Software Participants in WebRTC Calls
Realtime audio and video content is typically created and consumed by humans. As compute has gotten cheaper, ML/AI technologies have become more accessible to application-level developers. Modern WebRTC SFUs have furthermore made it easier for application developers to read and write to media sessions without maintaining complicated and stateful infrastructure.
These advancements have made it easier than ever for media content to be consumed and created algorithmically, by software, to create experiences that go far beyond simple full duplex realtime media sessions. This talk will show real world examples of software as participant(s) in WebRTC sessions and how they were made.
From Codecs to Conversations: AI-Driven WebRTC Unleashed
In the past 10 years, we’ve seen a re-emergence of machine learning, with deep learning making forays 10 years ago leading to today’s Generative AI and Large Language Models. Within WebRTC, we’ve seen innovation at all layers of the stack — audio and video codecs, network optimization, background replacement, noise and echo cancellation, transcription, live translation, action points and notes summarization. The Pandemic accelerated the digital innovation in various sectors such as, healthcare, banking, accounting, customer service and now AI is reducing the manual work in these industries. This talk will discuss the breadth and depth of innovation in the use cases and include an open discussion on how WebRTC needs to evolve.
Efficient Integration of GStreamer-Based Media Pipelines into External Software Components
Vladimir Beloborodov, Panasonic North America
For over two decades, GStreamer remains a “Swiss Army knife” when building applications and services producing or handling media data. With a big – and still growing – collection of processing elements, developers can construct fairly sophisticated pipelines for audio and video, tailored to their specific use-cases. In particular, GStreamer can be a viable option for many WebRTC-based designs; for instance, when implementing hardware-based acceleration for video encoding or decoding.
While the modern GStreamer already offers several good options to integrate it with external software components. Doing so may still be challenging and time-consuming, especially if it is desirable to run and control GStreamer as a separate process that can efficiently exchange media data with the main application – rather than embedding it inside the application itself and customizing the basic “appsrc” and “appsink” elements. Such a separation may be preferable, or even mandatory, for a number of reasons: From better modularity and security to specific licensing-related considerations.
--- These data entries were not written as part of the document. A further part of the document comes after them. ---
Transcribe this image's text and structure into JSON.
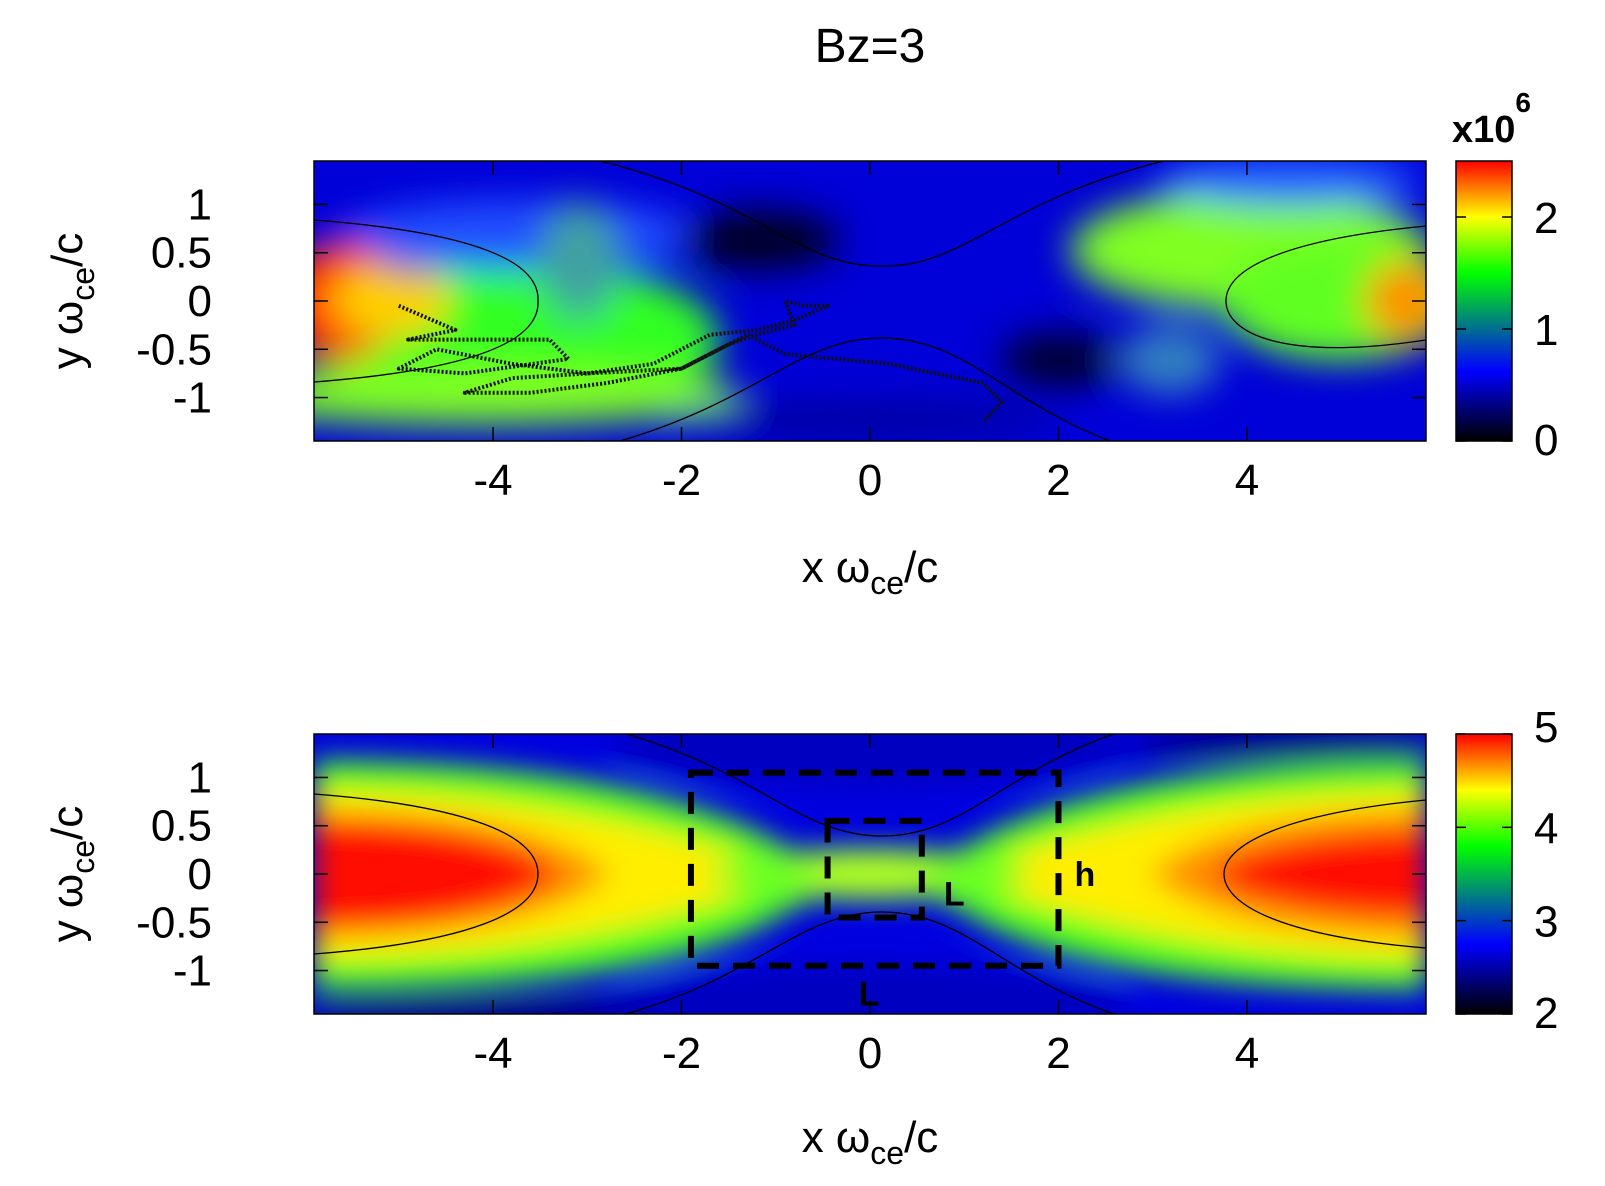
{
  "chart_data": [
    {
      "type": "heatmap",
      "title": "Bz=3",
      "xlabel": {
        "main": "x ω",
        "sub": "ce",
        "tail": "/c"
      },
      "ylabel": {
        "main": "y ω",
        "sub": "ce",
        "tail": "/c"
      },
      "xlim": [
        -5.9,
        5.9
      ],
      "ylim": [
        -1.45,
        1.45
      ],
      "xticks": [
        -4,
        -2,
        0,
        2,
        4
      ],
      "xticklabels": [
        "-4",
        "-2",
        "0",
        "2",
        "4"
      ],
      "yticks": [
        1,
        0.5,
        0,
        -0.5,
        -1
      ],
      "yticklabels": [
        "1",
        "0.5",
        "0",
        "-0.5",
        "-1"
      ],
      "colorbar": {
        "range": [
          0,
          2.5
        ],
        "ticks": [
          0,
          1,
          2
        ],
        "ticklabels": [
          "0",
          "1",
          "2"
        ],
        "multiplier_base": "x10",
        "multiplier_exp": "6"
      },
      "colormap": [
        "#000000",
        "#0000ff",
        "#00ff00",
        "#ffff00",
        "#ff0000"
      ],
      "trajectory": {
        "color": "#000000",
        "points": [
          [
            -5.0,
            -0.05
          ],
          [
            -4.4,
            -0.3
          ],
          [
            -4.9,
            -0.4
          ],
          [
            -3.4,
            -0.4
          ],
          [
            -3.2,
            -0.6
          ],
          [
            -4.3,
            -0.75
          ],
          [
            -5.0,
            -0.7
          ],
          [
            -4.6,
            -0.5
          ],
          [
            -3.8,
            -0.65
          ],
          [
            -3.0,
            -0.75
          ],
          [
            -2.3,
            -0.65
          ],
          [
            -1.7,
            -0.35
          ],
          [
            -1.2,
            -0.3
          ],
          [
            -0.8,
            -0.2
          ],
          [
            -0.45,
            -0.05
          ],
          [
            -0.7,
            -0.05
          ],
          [
            -0.9,
            0.0
          ],
          [
            -0.8,
            -0.25
          ],
          [
            -1.2,
            -0.35
          ],
          [
            -1.5,
            -0.45
          ],
          [
            -2.0,
            -0.7
          ],
          [
            -2.8,
            -0.85
          ],
          [
            -3.6,
            -0.95
          ],
          [
            -4.3,
            -0.95
          ],
          [
            -3.8,
            -0.8
          ],
          [
            -3.0,
            -0.75
          ],
          [
            -2.0,
            -0.7
          ],
          [
            -1.3,
            -0.35
          ],
          [
            -0.9,
            -0.55
          ],
          [
            0.2,
            -0.65
          ],
          [
            1.2,
            -0.85
          ],
          [
            1.4,
            -1.05
          ],
          [
            1.2,
            -1.25
          ]
        ]
      },
      "separatrix": {
        "x_o": 3.6,
        "y_half_width": 0.4,
        "color": "#000000"
      }
    },
    {
      "type": "heatmap",
      "title": "",
      "xlabel": {
        "main": "x ω",
        "sub": "ce",
        "tail": "/c"
      },
      "ylabel": {
        "main": "y ω",
        "sub": "ce",
        "tail": "/c"
      },
      "xlim": [
        -5.9,
        5.9
      ],
      "ylim": [
        -1.45,
        1.45
      ],
      "xticks": [
        -4,
        -2,
        0,
        2,
        4
      ],
      "xticklabels": [
        "-4",
        "-2",
        "0",
        "2",
        "4"
      ],
      "yticks": [
        1,
        0.5,
        0,
        -0.5,
        -1
      ],
      "yticklabels": [
        "1",
        "0.5",
        "0",
        "-0.5",
        "-1"
      ],
      "colorbar": {
        "range": [
          2,
          5
        ],
        "ticks": [
          2,
          3,
          4,
          5
        ],
        "ticklabels": [
          "2",
          "3",
          "4",
          "5"
        ]
      },
      "colormap": [
        "#000000",
        "#0000ff",
        "#00ff00",
        "#ffff00",
        "#ff0000"
      ],
      "boxes": [
        {
          "x0": -1.9,
          "x1": 2.0,
          "y0": -0.95,
          "y1": 1.05,
          "side_label": "h",
          "bottom_label": "L"
        },
        {
          "x0": -0.45,
          "x1": 0.55,
          "y0": -0.45,
          "y1": 0.55,
          "side_label": "L"
        }
      ],
      "separatrix": {
        "x_o": 3.6,
        "y_half_width": 0.4,
        "color": "#000000"
      }
    }
  ]
}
This talk will present a new open-source tool that aims at greatly simplifying the task of integrating GStreamer with external software components: Enabling developers to quickly add it into their designs – while allowing to launch it as a separate process, easily modify and tweak its media processing pipeline without rebuilding the main application, and to efficiently exchange media data with it. Additionally, the presentation will briefly review a companion project that uses this new tool to facilitate quickly implementing hardware-accelerated media encoding or decoding on top of the widely-used WebRTC library from Google.